Secondo l'analisi di Luigi de Magistris, noto giurista ed ex sindaco di Napoli, il verdetto delle urne non rappresenta semplicemente una sconfitta politica per il governo, bensì un'affermazione dei principi costituzionali fondamentali. De Magistris sottolinea come il popolo italiano abbia riconosciuto il rischio concreto insito nella riforma, particolarmente in una fase storica caratterizzata da sfide globali significative. La vittoria del No, secondo questa interpretazione, corrisponde all'attivazione consapevole dell'articolo 1 della Costituzione, quello che sancisce la sovranità popolare come fondamento dello Stato democratico.

Un dato particolarmente rilevante emerso dalla consultazione riguarda il ruolo trainante della giovane generazione, che ha mostrato una consapevolezza acuta dei pericoli democratici legati all'alterazione degli equilibri tra i poteri dello Stato. De Magistris evidenzia come la mobilitazione giovanile si inserisca in un contesto più ampio di impegno civico, toccando temi cruciali come i conflitti internazionali, le trasformazioni climatiche e la tutela dei diritti individuali.
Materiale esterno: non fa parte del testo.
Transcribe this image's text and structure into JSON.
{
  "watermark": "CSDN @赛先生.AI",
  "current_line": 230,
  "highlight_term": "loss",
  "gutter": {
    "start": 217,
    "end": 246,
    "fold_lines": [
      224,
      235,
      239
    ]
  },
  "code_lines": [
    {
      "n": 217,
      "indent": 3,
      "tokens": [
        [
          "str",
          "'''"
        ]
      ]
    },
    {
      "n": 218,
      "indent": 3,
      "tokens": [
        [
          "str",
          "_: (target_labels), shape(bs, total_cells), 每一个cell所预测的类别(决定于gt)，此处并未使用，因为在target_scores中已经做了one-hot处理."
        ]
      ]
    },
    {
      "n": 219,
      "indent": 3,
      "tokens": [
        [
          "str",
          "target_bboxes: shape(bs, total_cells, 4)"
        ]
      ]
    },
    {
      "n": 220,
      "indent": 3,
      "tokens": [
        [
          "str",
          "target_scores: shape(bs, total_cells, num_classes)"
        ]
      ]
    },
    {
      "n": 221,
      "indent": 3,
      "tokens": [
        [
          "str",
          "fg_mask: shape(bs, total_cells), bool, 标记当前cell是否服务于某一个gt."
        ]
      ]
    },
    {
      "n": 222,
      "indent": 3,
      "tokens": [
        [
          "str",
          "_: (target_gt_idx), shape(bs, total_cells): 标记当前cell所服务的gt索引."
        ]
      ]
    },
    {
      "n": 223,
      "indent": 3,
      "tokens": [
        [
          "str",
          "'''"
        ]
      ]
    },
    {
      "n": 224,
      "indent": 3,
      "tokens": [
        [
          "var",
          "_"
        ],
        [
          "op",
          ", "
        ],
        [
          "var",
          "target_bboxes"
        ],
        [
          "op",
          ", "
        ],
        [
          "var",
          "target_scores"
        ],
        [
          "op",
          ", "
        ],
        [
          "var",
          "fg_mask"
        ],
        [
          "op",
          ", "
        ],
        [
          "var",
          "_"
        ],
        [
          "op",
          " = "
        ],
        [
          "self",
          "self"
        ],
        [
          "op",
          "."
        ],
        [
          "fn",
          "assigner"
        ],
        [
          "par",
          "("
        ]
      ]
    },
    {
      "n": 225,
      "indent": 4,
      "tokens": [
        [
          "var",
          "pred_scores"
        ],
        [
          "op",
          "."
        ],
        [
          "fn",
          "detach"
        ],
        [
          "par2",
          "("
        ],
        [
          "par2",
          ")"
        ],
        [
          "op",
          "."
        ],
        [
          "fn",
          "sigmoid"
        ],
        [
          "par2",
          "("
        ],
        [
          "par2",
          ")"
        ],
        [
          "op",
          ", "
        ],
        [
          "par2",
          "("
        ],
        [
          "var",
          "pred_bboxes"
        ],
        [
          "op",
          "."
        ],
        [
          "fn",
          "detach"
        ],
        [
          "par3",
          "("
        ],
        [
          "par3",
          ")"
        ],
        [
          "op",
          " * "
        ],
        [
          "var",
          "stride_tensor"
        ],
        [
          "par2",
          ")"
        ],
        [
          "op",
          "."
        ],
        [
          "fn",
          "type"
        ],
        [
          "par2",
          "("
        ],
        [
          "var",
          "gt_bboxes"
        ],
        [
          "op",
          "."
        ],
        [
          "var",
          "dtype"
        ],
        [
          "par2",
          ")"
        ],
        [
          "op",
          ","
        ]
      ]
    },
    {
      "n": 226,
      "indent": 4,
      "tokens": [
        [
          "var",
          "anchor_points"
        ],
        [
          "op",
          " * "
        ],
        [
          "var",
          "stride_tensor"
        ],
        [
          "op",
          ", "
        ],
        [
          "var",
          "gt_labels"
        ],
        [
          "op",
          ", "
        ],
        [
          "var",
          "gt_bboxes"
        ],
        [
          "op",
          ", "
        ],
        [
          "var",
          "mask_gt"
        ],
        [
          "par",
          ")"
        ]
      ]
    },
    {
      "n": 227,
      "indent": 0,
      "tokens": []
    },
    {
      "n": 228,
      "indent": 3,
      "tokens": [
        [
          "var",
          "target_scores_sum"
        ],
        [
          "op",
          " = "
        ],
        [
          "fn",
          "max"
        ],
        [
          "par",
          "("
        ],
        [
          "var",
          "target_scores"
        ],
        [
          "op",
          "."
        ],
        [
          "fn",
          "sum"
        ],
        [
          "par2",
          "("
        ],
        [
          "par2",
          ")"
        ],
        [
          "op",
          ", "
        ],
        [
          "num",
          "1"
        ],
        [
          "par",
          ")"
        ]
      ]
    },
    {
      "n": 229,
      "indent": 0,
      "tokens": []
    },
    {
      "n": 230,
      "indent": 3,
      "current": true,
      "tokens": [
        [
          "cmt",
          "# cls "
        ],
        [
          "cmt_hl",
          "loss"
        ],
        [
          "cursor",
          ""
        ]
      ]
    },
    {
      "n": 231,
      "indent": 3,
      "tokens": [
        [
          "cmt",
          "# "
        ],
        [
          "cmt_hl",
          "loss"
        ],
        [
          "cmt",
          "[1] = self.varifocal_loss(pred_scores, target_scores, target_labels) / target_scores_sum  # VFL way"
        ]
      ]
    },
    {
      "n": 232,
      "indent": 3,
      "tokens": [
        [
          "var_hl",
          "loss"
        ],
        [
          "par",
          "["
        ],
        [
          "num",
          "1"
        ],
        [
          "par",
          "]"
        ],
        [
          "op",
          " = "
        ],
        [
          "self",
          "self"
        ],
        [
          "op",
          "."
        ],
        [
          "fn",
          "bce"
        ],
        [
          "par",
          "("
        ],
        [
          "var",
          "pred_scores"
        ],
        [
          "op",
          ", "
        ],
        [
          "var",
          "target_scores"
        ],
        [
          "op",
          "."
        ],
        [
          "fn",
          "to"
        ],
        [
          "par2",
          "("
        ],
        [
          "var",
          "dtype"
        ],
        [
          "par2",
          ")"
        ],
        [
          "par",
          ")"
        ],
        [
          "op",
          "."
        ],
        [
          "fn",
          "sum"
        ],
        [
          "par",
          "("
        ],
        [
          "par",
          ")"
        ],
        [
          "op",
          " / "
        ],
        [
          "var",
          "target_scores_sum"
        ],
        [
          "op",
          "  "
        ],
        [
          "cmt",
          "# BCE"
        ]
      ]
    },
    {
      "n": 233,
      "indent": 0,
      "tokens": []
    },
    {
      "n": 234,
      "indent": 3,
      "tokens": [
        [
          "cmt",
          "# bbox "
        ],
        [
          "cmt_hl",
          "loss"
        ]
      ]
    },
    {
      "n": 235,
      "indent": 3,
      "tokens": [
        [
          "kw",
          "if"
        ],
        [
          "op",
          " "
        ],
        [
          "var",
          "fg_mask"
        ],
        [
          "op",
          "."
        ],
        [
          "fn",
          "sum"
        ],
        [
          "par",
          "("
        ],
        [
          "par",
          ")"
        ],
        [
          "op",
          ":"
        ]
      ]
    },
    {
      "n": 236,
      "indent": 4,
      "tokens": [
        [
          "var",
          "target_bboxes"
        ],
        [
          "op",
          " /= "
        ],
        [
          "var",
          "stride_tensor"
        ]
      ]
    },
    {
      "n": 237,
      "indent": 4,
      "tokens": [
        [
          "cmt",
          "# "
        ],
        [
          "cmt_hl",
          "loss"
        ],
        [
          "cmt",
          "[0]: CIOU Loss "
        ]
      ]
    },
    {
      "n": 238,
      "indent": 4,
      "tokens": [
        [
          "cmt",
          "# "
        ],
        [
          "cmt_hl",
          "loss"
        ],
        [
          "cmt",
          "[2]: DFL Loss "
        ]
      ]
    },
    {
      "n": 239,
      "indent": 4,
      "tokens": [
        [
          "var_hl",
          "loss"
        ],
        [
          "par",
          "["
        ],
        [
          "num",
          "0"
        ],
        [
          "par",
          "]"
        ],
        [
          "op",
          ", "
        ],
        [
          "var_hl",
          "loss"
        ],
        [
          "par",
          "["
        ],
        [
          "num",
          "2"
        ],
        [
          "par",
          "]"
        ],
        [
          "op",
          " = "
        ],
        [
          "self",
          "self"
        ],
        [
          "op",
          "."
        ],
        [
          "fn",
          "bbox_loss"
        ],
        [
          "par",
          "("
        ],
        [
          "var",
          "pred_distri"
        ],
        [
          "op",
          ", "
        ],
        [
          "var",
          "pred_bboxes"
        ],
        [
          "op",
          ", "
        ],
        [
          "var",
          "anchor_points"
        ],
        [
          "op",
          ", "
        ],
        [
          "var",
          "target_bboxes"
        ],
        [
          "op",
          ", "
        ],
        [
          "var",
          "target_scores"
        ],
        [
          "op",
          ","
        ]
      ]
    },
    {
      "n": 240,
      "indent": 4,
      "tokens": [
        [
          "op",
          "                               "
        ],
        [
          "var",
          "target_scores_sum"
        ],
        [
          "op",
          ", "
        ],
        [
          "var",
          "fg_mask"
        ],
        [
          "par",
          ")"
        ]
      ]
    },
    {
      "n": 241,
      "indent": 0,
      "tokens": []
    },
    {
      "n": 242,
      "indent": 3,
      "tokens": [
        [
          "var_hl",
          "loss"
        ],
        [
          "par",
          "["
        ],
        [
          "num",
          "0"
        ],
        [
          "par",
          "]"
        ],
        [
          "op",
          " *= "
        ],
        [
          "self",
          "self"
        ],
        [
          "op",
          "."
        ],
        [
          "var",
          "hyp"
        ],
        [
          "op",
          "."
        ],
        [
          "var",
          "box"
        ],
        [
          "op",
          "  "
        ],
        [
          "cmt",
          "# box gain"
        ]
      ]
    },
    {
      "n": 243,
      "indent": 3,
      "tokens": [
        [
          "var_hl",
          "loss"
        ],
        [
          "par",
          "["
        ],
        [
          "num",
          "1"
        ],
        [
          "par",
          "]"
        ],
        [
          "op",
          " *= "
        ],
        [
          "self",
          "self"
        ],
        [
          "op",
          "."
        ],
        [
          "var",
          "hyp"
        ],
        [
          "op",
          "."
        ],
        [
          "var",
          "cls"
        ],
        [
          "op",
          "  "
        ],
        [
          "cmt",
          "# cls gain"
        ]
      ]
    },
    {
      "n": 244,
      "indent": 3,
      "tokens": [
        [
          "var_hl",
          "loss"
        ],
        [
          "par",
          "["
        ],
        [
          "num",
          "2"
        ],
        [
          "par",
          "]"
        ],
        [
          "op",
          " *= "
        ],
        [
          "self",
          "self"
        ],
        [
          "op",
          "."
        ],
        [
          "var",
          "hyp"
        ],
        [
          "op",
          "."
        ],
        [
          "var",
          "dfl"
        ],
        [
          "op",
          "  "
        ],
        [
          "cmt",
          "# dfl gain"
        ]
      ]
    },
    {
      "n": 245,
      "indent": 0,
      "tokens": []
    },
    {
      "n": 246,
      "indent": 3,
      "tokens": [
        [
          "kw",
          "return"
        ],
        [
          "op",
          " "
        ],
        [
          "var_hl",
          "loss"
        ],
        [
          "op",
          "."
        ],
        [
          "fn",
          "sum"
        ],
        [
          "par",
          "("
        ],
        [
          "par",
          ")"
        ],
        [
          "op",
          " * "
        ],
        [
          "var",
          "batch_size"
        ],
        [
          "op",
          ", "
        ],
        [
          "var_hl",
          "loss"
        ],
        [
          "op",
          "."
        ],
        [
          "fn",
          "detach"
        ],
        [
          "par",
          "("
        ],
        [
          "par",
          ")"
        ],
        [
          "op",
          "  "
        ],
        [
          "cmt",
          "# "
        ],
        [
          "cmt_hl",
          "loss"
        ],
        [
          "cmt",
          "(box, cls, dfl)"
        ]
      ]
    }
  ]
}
L'esito referendario comporta anche implicazioni significative per l'ordine giudiziario. De Magistris riconosce lo sforzo della magistratura nel difendere l'indipendenza del potere giudiziario, sforzo che ha trovato particolare sostegno tra i magistrati più giovani. Tuttavia, il giurista non nasconde una critica costruttiva verso l'Associazione nazionale magistrati, accusandola di non aver affrontato adeguatamente le questioni etiche interne alla categoria e la degenerazione correntizia che ha minato la credibilità complessiva dell'istituzione negli anni passati.
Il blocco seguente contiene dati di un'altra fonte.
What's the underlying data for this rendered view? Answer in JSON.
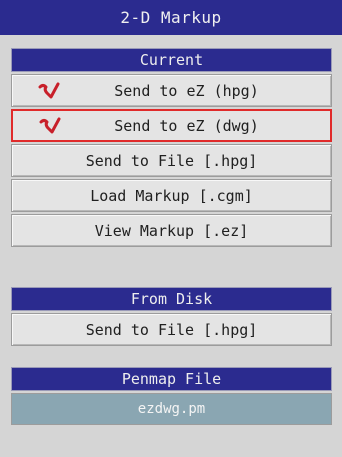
{
  "window": {
    "title": "2-D Markup"
  },
  "current": {
    "header": "Current",
    "buttons": [
      {
        "label": "Send to eZ (hpg)",
        "icon": "red-check-icon"
      },
      {
        "label": "Send to eZ (dwg)",
        "icon": "red-check-icon",
        "selected": true
      },
      {
        "label": "Send to File [.hpg]"
      },
      {
        "label": "Load Markup [.cgm]"
      },
      {
        "label": "View Markup [.ez]"
      }
    ]
  },
  "from_disk": {
    "header": "From Disk",
    "buttons": [
      {
        "label": "Send to File [.hpg]"
      }
    ]
  },
  "penmap": {
    "header": "Penmap File",
    "value": "ezdwg.pm"
  },
  "colors": {
    "header_bg": "#2b2b8f",
    "button_bg": "#e4e4e4",
    "selected_border": "#e02a2a",
    "icon": "#c8202a",
    "file_field_bg": "#8aa6b2"
  }
}
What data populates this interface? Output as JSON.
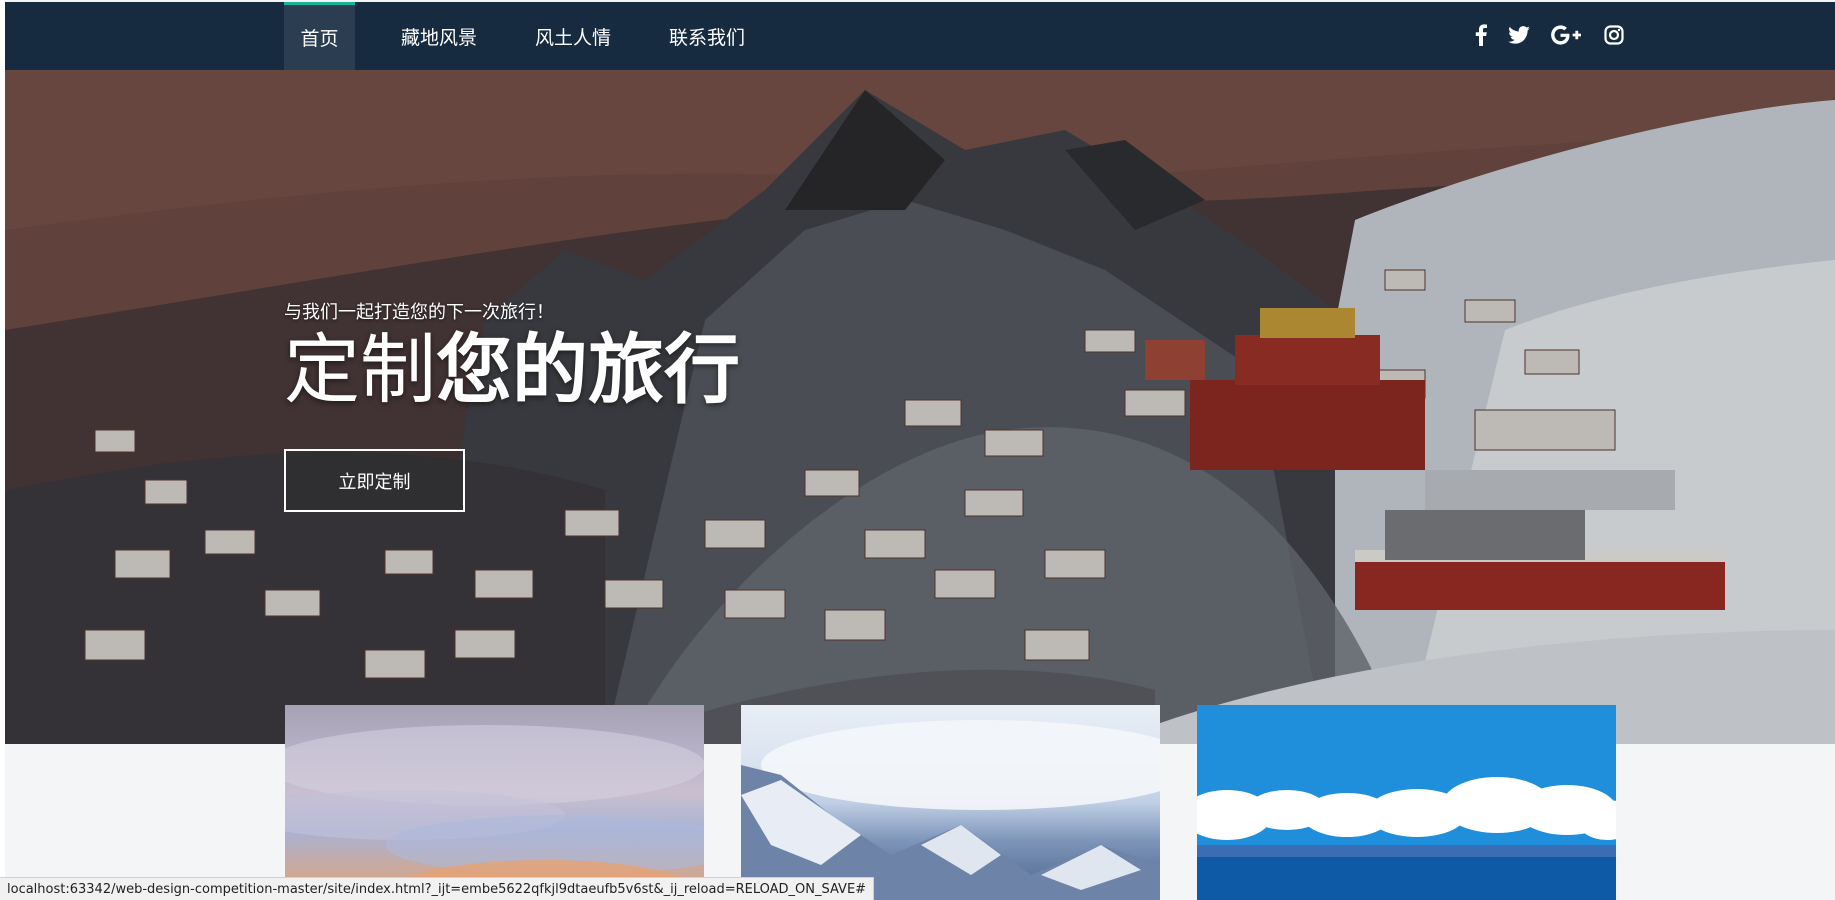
{
  "nav": {
    "items": [
      {
        "label": "首页",
        "active": true
      },
      {
        "label": "藏地风景",
        "active": false
      },
      {
        "label": "风土人情",
        "active": false
      },
      {
        "label": "联系我们",
        "active": false
      }
    ],
    "social_icons": [
      "facebook-icon",
      "twitter-icon",
      "google-plus-icon",
      "instagram-icon"
    ],
    "colors": {
      "background": "#172b40",
      "active_background": "#2b3d50",
      "accent": "#19b29a"
    }
  },
  "hero": {
    "tagline": "与我们一起打造您的下一次旅行！",
    "title_light": "定制",
    "title_bold": "您的旅行",
    "button_label": "立即定制"
  },
  "cards": [
    {
      "alt": "sky-photo"
    },
    {
      "alt": "snow-mountain-photo"
    },
    {
      "alt": "lake-photo"
    }
  ],
  "status_bar": {
    "url": "localhost:63342/web-design-competition-master/site/index.html?_ijt=embe5622qfkjl9dtaeufb5v6st&_ij_reload=RELOAD_ON_SAVE#"
  }
}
Ma de Magistris non chiude a un dialogo costruttivo con chi ha votato Sì. Riconosce infatti che dietro quella scelta vi sono legittime preoccupazioni, in primis la necessità di una riforma della giustizia che risponda alle esigenze concrete dei cittadini. Il sistema giudiziario italiano, secondo questa prospettiva, continua a presentare disfunzionalità serie: processi lunghi che scoraggiano le persone oneste, mentre gli autori di reati gravi riescono spesso a sfuggire alle conseguenze, soprattutto quando dispongono di risorse significative. La sfida per le istituzioni, dunque, consiste nel rinvigorire la fiducia nei confronti della Costituzione senza ignorare le istanze legittime di cambiamento che il referendum ha comunque messo in evidenza.